Na última semana, um grupo de pais redigiu um documento para se encaminhado ao colégio com críticas ao ensino. “Temos nos encontrado diante da situação paradoxal de termos colocado aos nossos filhos numa escola católica, para tê-la como parceira na educação moral dos nossos filhos, e constatarmos perplexos que alguns conteúdos ministrados confrontam os valores que deveriam promover, e que estes são propostos aos nossos filhos sem nosso conhecimento ou consentimento”, relataram.

Os pais questionaram principalmente alguns conteúdos ministrados dentro de sala de aula. “Estamos sinceramente preocupados com a inserção de certos conteúdos atinentes à sexualidade e às denominadas ‘questões de gênero’ em vários graus escolares e nas mais diversas matérias do currículo escolar, principalmente, no Ensino Religioso e Ciências. Acompanhando de perto aos nossos filhos percebemos que alguns conteúdos ministrados têm uma perspectiva ideológica que confronta os valores que lhes ensinamos nos nossos lares e é inadequada para uma escola que se apresenta como católica”, explicaram.

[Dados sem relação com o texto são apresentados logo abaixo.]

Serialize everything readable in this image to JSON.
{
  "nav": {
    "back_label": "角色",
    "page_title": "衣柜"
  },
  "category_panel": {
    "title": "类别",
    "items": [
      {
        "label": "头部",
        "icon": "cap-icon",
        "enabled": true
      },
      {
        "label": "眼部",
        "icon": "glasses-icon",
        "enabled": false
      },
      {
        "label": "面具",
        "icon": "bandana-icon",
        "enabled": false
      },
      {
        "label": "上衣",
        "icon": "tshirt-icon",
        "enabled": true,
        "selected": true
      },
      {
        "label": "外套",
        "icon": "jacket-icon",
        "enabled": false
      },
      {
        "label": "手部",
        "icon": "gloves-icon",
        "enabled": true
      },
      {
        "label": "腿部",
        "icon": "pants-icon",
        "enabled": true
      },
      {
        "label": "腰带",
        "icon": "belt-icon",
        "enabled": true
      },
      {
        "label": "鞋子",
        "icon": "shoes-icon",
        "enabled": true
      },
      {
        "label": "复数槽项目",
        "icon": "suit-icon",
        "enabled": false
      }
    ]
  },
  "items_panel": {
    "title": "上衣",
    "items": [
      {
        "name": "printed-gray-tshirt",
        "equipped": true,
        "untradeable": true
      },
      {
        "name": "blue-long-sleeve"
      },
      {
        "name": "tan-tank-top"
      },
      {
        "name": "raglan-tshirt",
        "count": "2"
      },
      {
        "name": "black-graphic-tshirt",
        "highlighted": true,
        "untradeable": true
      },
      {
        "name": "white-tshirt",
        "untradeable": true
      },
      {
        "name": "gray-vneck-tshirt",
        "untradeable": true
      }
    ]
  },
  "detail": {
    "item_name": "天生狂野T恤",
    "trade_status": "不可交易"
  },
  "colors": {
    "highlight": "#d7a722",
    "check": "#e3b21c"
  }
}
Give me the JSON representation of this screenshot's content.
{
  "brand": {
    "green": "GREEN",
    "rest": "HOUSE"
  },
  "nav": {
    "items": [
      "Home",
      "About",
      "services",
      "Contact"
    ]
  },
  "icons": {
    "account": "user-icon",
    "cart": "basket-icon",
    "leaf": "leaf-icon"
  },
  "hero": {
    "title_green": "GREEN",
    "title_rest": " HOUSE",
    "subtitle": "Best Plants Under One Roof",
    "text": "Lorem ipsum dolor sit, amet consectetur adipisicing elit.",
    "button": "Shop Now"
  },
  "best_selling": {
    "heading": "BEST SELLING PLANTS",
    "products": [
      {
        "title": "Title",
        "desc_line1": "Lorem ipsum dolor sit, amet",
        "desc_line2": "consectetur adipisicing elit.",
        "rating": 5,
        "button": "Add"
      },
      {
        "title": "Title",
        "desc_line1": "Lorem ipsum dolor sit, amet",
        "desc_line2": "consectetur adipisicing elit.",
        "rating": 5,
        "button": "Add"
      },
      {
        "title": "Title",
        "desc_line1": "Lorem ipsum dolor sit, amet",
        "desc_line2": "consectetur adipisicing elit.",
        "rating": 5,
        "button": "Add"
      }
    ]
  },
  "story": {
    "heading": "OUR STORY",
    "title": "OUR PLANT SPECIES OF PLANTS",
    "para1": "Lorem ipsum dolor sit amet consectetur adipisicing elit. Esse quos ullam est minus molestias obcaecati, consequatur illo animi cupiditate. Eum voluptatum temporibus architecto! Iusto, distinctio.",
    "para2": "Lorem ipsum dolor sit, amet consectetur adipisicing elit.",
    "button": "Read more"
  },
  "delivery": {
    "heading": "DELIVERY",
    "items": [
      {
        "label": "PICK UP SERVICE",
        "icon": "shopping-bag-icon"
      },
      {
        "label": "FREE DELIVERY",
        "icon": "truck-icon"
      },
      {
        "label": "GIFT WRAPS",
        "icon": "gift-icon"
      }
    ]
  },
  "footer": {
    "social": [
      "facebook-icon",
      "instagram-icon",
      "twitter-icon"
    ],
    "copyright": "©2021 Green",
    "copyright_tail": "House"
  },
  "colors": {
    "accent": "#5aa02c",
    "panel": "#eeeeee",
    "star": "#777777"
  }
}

Na segunda-feira (10), a Sociedade Inteligência e Coração (SIC), mantenedora do Colégio Santo Agostinho, confirmou que tinha recebido uma notificação extrajudicial, com 128 nomes de pais, questionando a abordagem de alguns temas adotados pela escola. E reforçou a importância do respeito ao próximo. “A escola é um espaço coletivo construído pela relação entre as pessoas, no qual todos os indivíduos devem ser respeitados em sua singularidade. Essa pluralidade pode e deve coexistir em harmonia”, respondeu em nota.

Ainda conforme a instituição, o projeto pedagógico é fundamentado nos princípios cristãos, católicos e agostinianos, com respeito à liberdade e apreço à tolerância. “Repudiamos o uso de interpretações equivocadas por aqueles que têm como objetivo distorcer nosso projeto pedagógico”, esclareceu.

Obras citadas

Na carta aberta, os estudantes contam que buscaram os textos citados para entender os questionamentos. “Ao contrário do que nos parecia ao lermos a carta, o conteúdo dos textos citados (principalmente com relação ao livro didático) nada apresentavam além daquilo inclusive defendido pela Unesco: o debate sobre educação de gênero e sexualidade é, evidentemente, essencial para uma educação mais inclusiva e de qualidade”, justificaram.

Uma obra citada foi “As mentiras que os homens contam”, de Luís Fernando Veríssimo, com destaque para o conto “O Dia da Amante”. “Fez-se parcialmente compreensível o sentimento de indignação apresentado por pais de alunos da Instituição, já que esse texto apresenta uma abordagem muito complexa e densa para pré-adolescentes”, diz a nota dos estudantes. Mas os alunos justificam que o conto não havia sido selecionado pela professora e que houve, por parte dos pais, exagero.  “Até que ponto a escolha de um livro de contos, onde os textos que deveriam ser lidos foram selecionados, realmente torna-se uma afronta à autonomia parental na escolha dos ensinamentos fornecidos a seus filhos?”

E por último, quanto ao livro de ciências, eles destacaram que as críticas não têm fundamento. “Nesse livro didático, a orientação sexual, a sexualidade, a identidade de gênero e o sexo biológico são abordados de maneira inteiramente coerente com a mentalidade de um aluno do Ensino Fundamental II, a partir de textos que exaltam a tolerância e a diversidade”, concluíram.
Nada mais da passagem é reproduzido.